Complete machine translation platform for this pair will be “the passport to” intellectual and cultural heritages and millions of millions invaluable historical documents that only exist in Mongolian Script not only for the younger generation but also for the whole Mongolian and International community.

Work plan

Post application period

During the post-application period, the following plan will become more detailed, as I work closer to the task:

  • Diving into Apertium documentation and manuals
  • Finish Coding challenge with WER~55%
  • Learn Constraint Grammar and Lexical Selection rules.
  • Add/Edit/Expand both the mvf and khk dictionaries
  • Analyse opportunity to improve dictionaries (tag editing/expand dictionaries)

Community bonding period

  • Get monolingual and bilingual aligned corpora for further analysis.
  • Learn to use dictionaries and tools in practice.

Work period

    Part 1 (weeks 1-4):

    Week 1:

    • Write test scripts
    • Add transfer rules for nouns, pronouns.
    • Start working for pronouns, adverbs, and adjectives
    • Add appropriate rules/stems.
    • Achieve a WER < 20% for 1 basic text

    Week 2:

    • Add transfer rules for adjectives, adverbs
    • Take another 500-word story.
    • Target: WER <50%
    • Post-edit translated texts. Analyze and look for common rules and add rules

    Week 3:

    • Finish with lexical selection rules and chunking.
    • Start working on disambiguation and its solutions
    • Refactoring and documentation.

    Week 4:

    • Run corpus testing to analyze to improvement.
    • Improve morphological analyzer
  • Deliverable #1, June 11 - 15
  • Part 2 (weeks 5-8):

    Week 5:

    • Find good parallel corpora and add words in decreasing frequency in apertium-mvf.
    • Coverage ~45%
    • Parallelly start working of khk-mvf bilingual dictionary

    Week 6:

    • Work on a ~ 500-word story
    • Calculate WER, PER, and document
    • Target WER <=50%
    • Even up nouns, pronouns
    • Even up for verbs, adjectives, adverbs

    Week 7:

    • Testvoc clean for all classes
    • Working on transfer grammar rules (t1x) using the common rules generated from post-edit analysis
    • WER <=40%
    • Bidix-coverage ~45%

    Week 8:

    • Continue working on khk-mvf pair:
    • Add transfer rules for nouns, pronouns
    • Add transfer rules for verbs, adjectives, adverbs.
    • Start working on CG and disambiguation
  • Deliverable #2, July 9 - 13
  • Part 3 (weeks 9-12):

    Week 9:

    • Continue working on disambiguation and its solutions.
    • Add required transfer/lexical selection rules to improve WER, PER.
    • Begin with chunking and t3x

    Week 10:

    • Get another ~500 token story for mvf-khk and improve WER.
    • Target WER <=25%
    • Regression testing for mvf-khk pair
    • Evaluate test results, make the required changes, run tests again
    • User acceptance testing, trying evaluation.

    Week 11:

    • Regression testing for two pairs
    • Achieve WER < 10% on all previous advanced texts and 3 new advanced texts

    Week 12:

    • Discuss with the mentor about some final changes that must be made.
    • Detailed analysis on what further improvement could be made for the pairs
    • Evaluation of results and documentation.
  • Final evaluation, August 6 - 14

Skills and Qualifications

The current field of study/major: I am currently double majoring in Computer Science and Cognitive Science at Swarthmore College (Pennsylvania, USA).

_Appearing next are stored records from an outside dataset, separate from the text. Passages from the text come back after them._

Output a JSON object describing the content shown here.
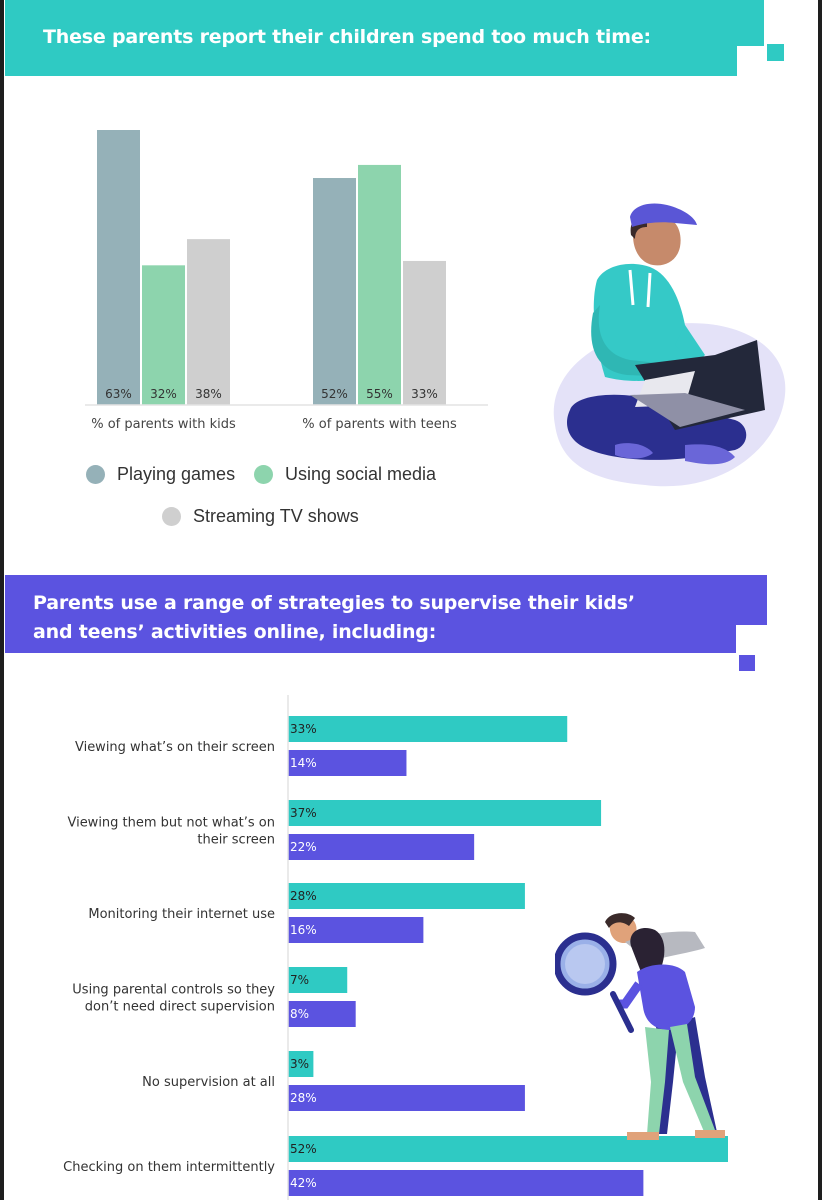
{
  "section1": {
    "title": "These parents report their children spend too much time:"
  },
  "section2": {
    "title": "Parents use a range of strategies to supervise their kids’ and teens’ activities online, including:"
  },
  "colors": {
    "teal": "#2fcac3",
    "purple": "#5b53e0",
    "games": "#95b1b8",
    "social": "#8dd4ad",
    "streaming": "#cfcfcf"
  },
  "chart_data": [
    {
      "type": "bar",
      "categories": [
        "% of parents with kids",
        "% of parents with teens"
      ],
      "series": [
        {
          "name": "Playing games",
          "values": [
            63,
            52
          ],
          "labels": [
            "63%",
            "52%"
          ]
        },
        {
          "name": "Using social media",
          "values": [
            32,
            55
          ],
          "labels": [
            "32%",
            "55%"
          ]
        },
        {
          "name": "Streaming TV shows",
          "values": [
            38,
            33
          ],
          "labels": [
            "38%",
            "33%"
          ]
        }
      ],
      "ylim": [
        0,
        63
      ],
      "grid": false,
      "legend": "bottom"
    },
    {
      "type": "bar",
      "orientation": "horizontal",
      "categories": [
        [
          "Viewing what’s on their screen"
        ],
        [
          "Viewing them but not what’s on",
          "their screen"
        ],
        [
          "Monitoring their internet use"
        ],
        [
          "Using parental controls so they",
          "don’t need direct supervision"
        ],
        [
          "No supervision at all"
        ],
        [
          "Checking on them intermittently"
        ]
      ],
      "series": [
        {
          "values": [
            33,
            37,
            28,
            7,
            3,
            52
          ],
          "labels": [
            "33%",
            "37%",
            "28%",
            "7%",
            "3%",
            "52%"
          ]
        },
        {
          "values": [
            14,
            22,
            16,
            8,
            28,
            42
          ],
          "labels": [
            "14%",
            "22%",
            "16%",
            "8%",
            "28%",
            "42%"
          ]
        }
      ],
      "xlim": [
        0,
        52
      ]
    }
  ]
}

Relevant technical skills:: Python, C, C++, Data Structures and Algorithms.

Relevant work experience: I have worked at “Gazar Ord” LLC (Ulaanbaatar, Mongolia) for 46 months as an assistant data analyst and a Russian language translator.

Languages:

  • Mongolian (Native Speaker)
  • Russian (Advanced, Three-time gold medalist of the National Russian Language Olympiads - 2014, 2016, 2017)
  • English (Advanced)
  • Turkish (Elementary)
  • Buryat language (Intermediate)

Non-Summer-of-Code plans you have for the Summer

My last finals exam is on 15th of May so after May I will spend ~45 hours per week on this project.